Thursday, June 25, 2009

3 Films and Lesson for Humanity

In the past one month, I watched 3 films with setting at different time and space.

One of which is The City of Life and Death (known in Chinese as Nanjing!Nanjing!). This is a story of the Rape of Nanjing. The film tells the story of, among other, a brave Chinese soldier who resisted the Japanese in street fighting following the retreat of his commander. He was eventually arrested and forced to march with thousands of Chinese POW to the Yangze River bank where they were all mercilessly machine-gunned down. This was not war. This was mass murder, masacre of the highest order against POW. The commanding officer of Imperial Army in Nanking then was Prince Asaka who lived a post war live filled with golf and died only in 1980s never was he brought to account for his role.

The films also tell about John Rabe, a German businessman with the Nazi membership who saved many Chinese civilians through setting up the Nanking Safety Zone. In the films, there were also other brave characters who gave their life to save other as well as the unsavoury who tried to save their own by selling out others.

There were also many uneasy scene where the girls were raped and enslaved as the comfort women. I remember from my reading that the girls at Jinling Girl College were mass raped by the Japanese soldiers. We are talking about thousand and thousand of violent sex victims many of whom didn't survive to tell the story.

It always anger me that someone out there, be it the right wing Japanese or the China bashers whatever their nationality, who denied the attrocity simply because they either cannot accept their responsibility or just hold the Chinese in contempt. The latter has their theory that the CCP made up or exagerate the Nanking massacre in order to give its rule the legitimacy. I find this Cold War era theory ludicrous and these peoples are no different from those who denied the Holocaust.

Back to the film, Lu Chuan, the film producer gave a sympathethic portrayal of a Japanese soldier for which he received death threat from the angry Chinese netizens. Again, this show the immaturity of many mainland Chinese who are unable to accept even a slight variant to the standard description of the Imperial Japanese army.

On the other hand, I am very happy to see more diverse perspectives introduced into the film making. What they did is not a revision of the history rather it is a microscopic perspective of a world with unlimited spectrum of characters and possibilities.

With hindsight, largely due to the Cold War, the perpetrator of war crime particularly the Japanese Imperial Family was not brought to justice. Emperor Hirohito was spared. So was Prince Asaka, the commander at the time of the Rape of Nanking.

Nevertheless, this responsibility in granting the immunity to the Imperial Family is largely that of Douglas MacArthur who single-handedly deprieve any notion of justice to the victims in the region and the humanity at large.
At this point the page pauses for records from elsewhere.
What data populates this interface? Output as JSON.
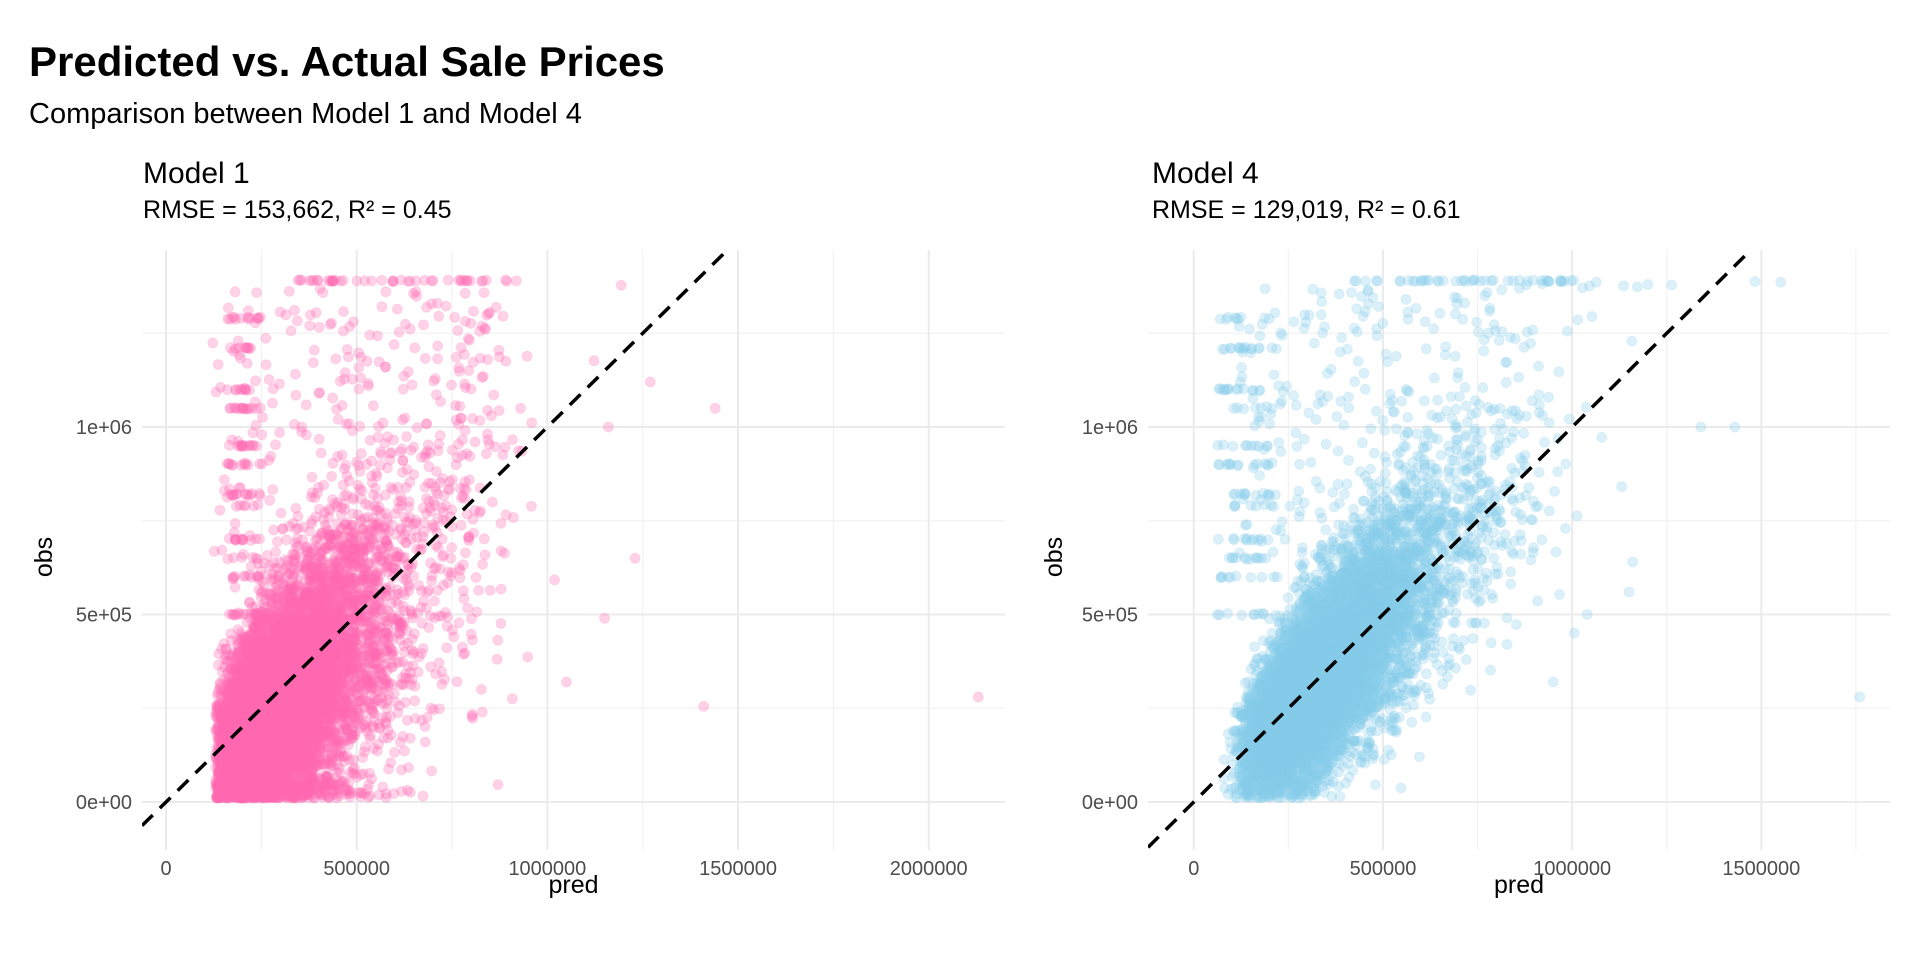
{
  "title": "Predicted vs. Actual Sale Prices",
  "subtitle": "Comparison between Model 1 and Model 4",
  "chart_data": [
    {
      "type": "scatter",
      "title": "Model 1",
      "subtitle": "RMSE = 153,662, R² = 0.45",
      "xlabel": "pred",
      "ylabel": "obs",
      "xlim": [
        -63000,
        2200000
      ],
      "ylim": [
        -128000,
        1472000
      ],
      "x_ticks": [
        0,
        500000,
        1000000,
        1500000,
        2000000
      ],
      "x_tick_labels": [
        "0",
        "500000",
        "1000000",
        "1500000",
        "2000000"
      ],
      "x_minor": [
        250000,
        750000,
        1250000,
        1750000
      ],
      "y_ticks": [
        0,
        500000,
        1000000
      ],
      "y_tick_labels": [
        "0e+00",
        "5e+05",
        "1e+06"
      ],
      "y_minor": [
        250000,
        750000,
        1250000
      ],
      "grid": true,
      "point_color": "#FF69B4",
      "point_alpha": 0.3,
      "reference_line": {
        "type": "y = x",
        "style": "dashed",
        "color": "#000000"
      },
      "distribution": {
        "n_points": 9000,
        "pred_center": 300000,
        "pred_min": 50000,
        "obs_cap": 1390000,
        "slope": 0.9,
        "obs_noise_sd": 160000
      },
      "notable_points": [
        {
          "pred": 1440000,
          "obs": 1050000
        },
        {
          "pred": 1410000,
          "obs": 255000
        },
        {
          "pred": 2130000,
          "obs": 280000
        },
        {
          "pred": 1270000,
          "obs": 1120000
        },
        {
          "pred": 1230000,
          "obs": 650000
        },
        {
          "pred": 1160000,
          "obs": 1000000
        },
        {
          "pred": 1150000,
          "obs": 490000
        },
        {
          "pred": 1050000,
          "obs": 320000
        }
      ]
    },
    {
      "type": "scatter",
      "title": "Model 4",
      "subtitle": "RMSE = 129,019, R² = 0.61",
      "xlabel": "pred",
      "ylabel": "obs",
      "xlim": [
        -121000,
        1840000
      ],
      "ylim": [
        -128000,
        1472000
      ],
      "x_ticks": [
        0,
        500000,
        1000000,
        1500000
      ],
      "x_tick_labels": [
        "0",
        "500000",
        "1000000",
        "1500000"
      ],
      "x_minor": [
        250000,
        750000,
        1250000,
        1750000
      ],
      "y_ticks": [
        0,
        500000,
        1000000
      ],
      "y_tick_labels": [
        "0e+00",
        "5e+05",
        "1e+06"
      ],
      "y_minor": [
        250000,
        750000,
        1250000
      ],
      "grid": true,
      "point_color": "#87CEEB",
      "point_alpha": 0.3,
      "reference_line": {
        "type": "y = x",
        "style": "dashed",
        "color": "#000000"
      },
      "distribution": {
        "n_points": 9000,
        "pred_center": 330000,
        "pred_min": 0,
        "obs_cap": 1390000,
        "slope": 1.0,
        "obs_noise_sd": 120000
      },
      "notable_points": [
        {
          "pred": 1760000,
          "obs": 280000
        },
        {
          "pred": 1430000,
          "obs": 1000000
        },
        {
          "pred": 1340000,
          "obs": 1000000
        },
        {
          "pred": 1200000,
          "obs": 1380000
        },
        {
          "pred": 1160000,
          "obs": 640000
        },
        {
          "pred": 1150000,
          "obs": 560000
        },
        {
          "pred": 1040000,
          "obs": 500000
        },
        {
          "pred": 950000,
          "obs": 320000
        }
      ]
    }
  ]
}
What MacArthur did was equivalent to installing Hitler as the German Chancellor.

I will call for MacArthur family and the American government (vicarious responsibility) for a formal apology.

Moving on the second film Rwanda Hotel. This is a story of a Hutu hotelier, Paul Rusesabagina, who shielded hundred of Tutsi and moderate Hutu from the Hutu militia during the 1994 genocide in which an estimate of 800000 were killed.
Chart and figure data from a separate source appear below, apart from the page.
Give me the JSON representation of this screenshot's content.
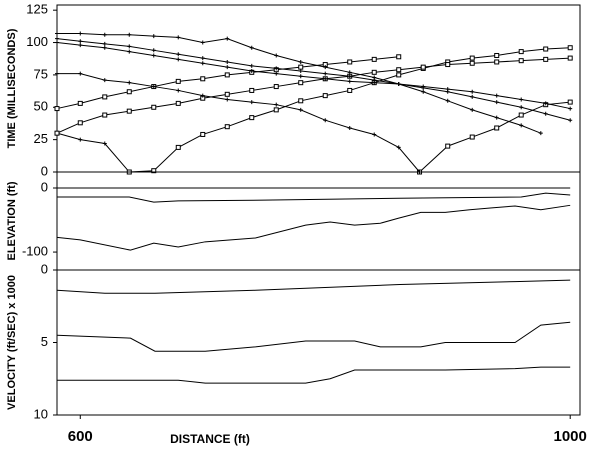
{
  "chart_data": [
    {
      "type": "line",
      "ylabel": "TIME (MILLISECONDS)",
      "xlim": [
        581,
        1008
      ],
      "ylim": [
        0,
        129
      ],
      "yticks": [
        0,
        25,
        50,
        75,
        100,
        125
      ],
      "series": [
        {
          "color": "#000",
          "marker": "plus",
          "x": [
            581,
            600,
            620,
            640
          ],
          "values": [
            30,
            25,
            22,
            0
          ]
        },
        {
          "color": "#000",
          "marker": "square",
          "x": [
            640,
            660,
            680,
            700,
            720,
            740,
            760,
            780,
            800,
            820,
            840,
            860,
            880,
            900,
            920,
            940,
            960,
            980,
            1000
          ],
          "values": [
            0,
            1,
            19,
            29,
            35,
            42,
            48,
            55,
            59,
            63,
            69,
            75,
            80,
            85,
            88,
            90,
            93,
            95,
            96
          ]
        },
        {
          "color": "#000",
          "marker": "square",
          "x": [
            581,
            600,
            620,
            640,
            660,
            680,
            700,
            720,
            740,
            760,
            780,
            800,
            820,
            840,
            860
          ],
          "values": [
            49,
            53,
            58,
            62,
            66,
            70,
            72,
            75,
            77,
            79,
            81,
            83,
            85,
            87,
            89
          ]
        },
        {
          "color": "#000",
          "marker": "square",
          "x": [
            581,
            600,
            620,
            640,
            660,
            680,
            700,
            720,
            740,
            760,
            780,
            800,
            820,
            840,
            860,
            880,
            900,
            920,
            940,
            960,
            980,
            1000
          ],
          "values": [
            30,
            38,
            44,
            47,
            50,
            53,
            57,
            60,
            63,
            66,
            69,
            72,
            74,
            77,
            79,
            81,
            83,
            84,
            85,
            86,
            87,
            88
          ]
        },
        {
          "color": "#000",
          "marker": "square",
          "x": [
            877,
            900,
            920,
            940,
            960,
            980,
            1000
          ],
          "values": [
            0,
            20,
            27,
            34,
            44,
            52,
            54
          ]
        },
        {
          "color": "#000",
          "marker": "plus",
          "x": [
            581,
            600,
            620,
            640,
            660,
            680,
            700,
            720,
            740,
            760,
            780,
            800,
            820,
            840,
            860,
            880,
            900,
            920,
            940,
            960,
            976
          ],
          "values": [
            107,
            107,
            106,
            106,
            105,
            104,
            100,
            103,
            96,
            90,
            85,
            81,
            77,
            73,
            68,
            62,
            55,
            48,
            42,
            36,
            30
          ]
        },
        {
          "color": "#000",
          "marker": "plus",
          "x": [
            581,
            600,
            620,
            640,
            660,
            680,
            700,
            720,
            740,
            760,
            780,
            800,
            820,
            840,
            860,
            880,
            900,
            920,
            940,
            960,
            980,
            1000
          ],
          "values": [
            103,
            101,
            99,
            97,
            94,
            91,
            88,
            85,
            82,
            80,
            78,
            76,
            74,
            71,
            68,
            65,
            62,
            58,
            54,
            50,
            45,
            40
          ]
        },
        {
          "color": "#000",
          "marker": "plus",
          "x": [
            581,
            600,
            620,
            640,
            660,
            680,
            700,
            720,
            740,
            760,
            780,
            800,
            820,
            840,
            860,
            880,
            900,
            920,
            940,
            960,
            980,
            1000
          ],
          "values": [
            100,
            98,
            96,
            93,
            90,
            87,
            84,
            81,
            78,
            76,
            74,
            72,
            70,
            69,
            68,
            66,
            64,
            62,
            59,
            56,
            53,
            49
          ]
        },
        {
          "color": "#000",
          "marker": "plus",
          "x": [
            581,
            600,
            620,
            640,
            660,
            680,
            700,
            720,
            740,
            760,
            780,
            800,
            820,
            840,
            860,
            877
          ],
          "values": [
            76,
            76,
            71,
            69,
            66,
            63,
            59,
            56,
            54,
            52,
            48,
            40,
            34,
            29,
            19,
            0
          ]
        }
      ]
    },
    {
      "type": "line",
      "ylabel": "ELEVATION (ft)",
      "xlim": [
        581,
        1008
      ],
      "ylim": [
        -128,
        25
      ],
      "yticks": [
        0,
        -100
      ],
      "series": [
        {
          "color": "#000",
          "x": [
            581,
            1000
          ],
          "values": [
            0,
            0
          ]
        },
        {
          "color": "#000",
          "x": [
            581,
            640,
            660,
            680,
            750,
            860,
            960,
            980,
            1000
          ],
          "values": [
            -14,
            -14,
            -22,
            -20,
            -19,
            -16,
            -14,
            -8,
            -11
          ]
        },
        {
          "color": "#000",
          "x": [
            581,
            600,
            641,
            660,
            680,
            702,
            743,
            784,
            804,
            824,
            845,
            860,
            878,
            898,
            918,
            936,
            955,
            976,
            1000
          ],
          "values": [
            -77,
            -81,
            -97,
            -86,
            -92,
            -84,
            -78,
            -58,
            -53,
            -58,
            -55,
            -47,
            -38,
            -38,
            -34,
            -31,
            -28,
            -34,
            -27
          ]
        }
      ]
    },
    {
      "type": "line",
      "ylabel": "VELOCITY (ft/SEC) x 1000",
      "xlabel": "DISTANCE (ft)",
      "xlim": [
        581,
        1008
      ],
      "xticks": [
        600,
        1000
      ],
      "ylim": [
        10,
        0
      ],
      "yticks": [
        0,
        5,
        10
      ],
      "series": [
        {
          "color": "#000",
          "x": [
            581,
            620,
            661,
            743,
            861,
            955,
            1000
          ],
          "values": [
            1.4,
            1.6,
            1.6,
            1.4,
            1.0,
            0.8,
            0.7
          ]
        },
        {
          "color": "#000",
          "x": [
            581,
            641,
            661,
            702,
            743,
            784,
            824,
            845,
            878,
            898,
            955,
            976,
            1000
          ],
          "values": [
            4.5,
            4.7,
            5.6,
            5.6,
            5.3,
            4.9,
            4.9,
            5.3,
            5.3,
            5.0,
            5.0,
            3.8,
            3.6
          ]
        },
        {
          "color": "#000",
          "x": [
            581,
            680,
            702,
            784,
            804,
            824,
            898,
            955,
            976,
            1000
          ],
          "values": [
            7.6,
            7.6,
            7.8,
            7.8,
            7.5,
            6.9,
            6.9,
            6.8,
            6.7,
            6.7
          ]
        }
      ]
    }
  ]
}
The film blamed the Westen inaction against and the French complicity in arming the Hutu in wiping out the Tutsi. (It is disgusting that the France today are taking a high moral ground on human right)

It is really sad watching the so-called peacekeeper withdrew from a guarded compound full of refugees who minutes later were slaughtered by the advancing Hutu militia.

The conflict traces its root to the colonial era. The racial stereotyping and prejudice are human's greatest folly which is reenacted generation after generation. By the way, Rwanda is very much a Christian country most observers failed to highlight.

One thing strikes me was the role played by the media. In this case, the radio broadcast by the Hutu extremist repeatedly went on to the airwave to call for blood against the cockcroach, a code name for Tutsi. The radio also urged the Hutu to "taste" the Tutsi women.

In those senseless age, I wonder what one would do in those circumstances. Kill your neighbour? Protect your neighbour at the pain of being killed yourself if discovered? Tragically, the 1994 genocide saw many chose to be the latter. Catholic priest included.

Maybe the defence of duress is available but does that exculpate such a large scale of mass killing. Almost every surviving Hutu took part. There is simply no jail big enough to house them. Thus punishment is meted out to the organizer and the militia activist, the rest are rehabilitated in return for admission of guilt.

If this is called justice, this is justice. If one disagree, I could only fan out the message from Gandhi, an eye for en eye make the whole world blind.

The last film is the Reader starring Kate Winslet. It tells a story of a female Nazist who was tried and sentenced for killing the Jews at the Concentration Camp. Actually it was more of a story how a new generation of Germans come to term with the attrocity commited by their kins and loved one.

To a large extent, the German had dealt with the truth of Nazi crime much better than the Japanese. The Rwanda led by the Tutsi today are wise enough to forsake retribution im favour of truth and reconciliation.

As for the Japanese, short of a heartfelt apology from the Japanese emperor, the collective conscience of the Japanese will never be absoved of their involvement and complicity in the most attrocious crime against humanity committed in the region's history.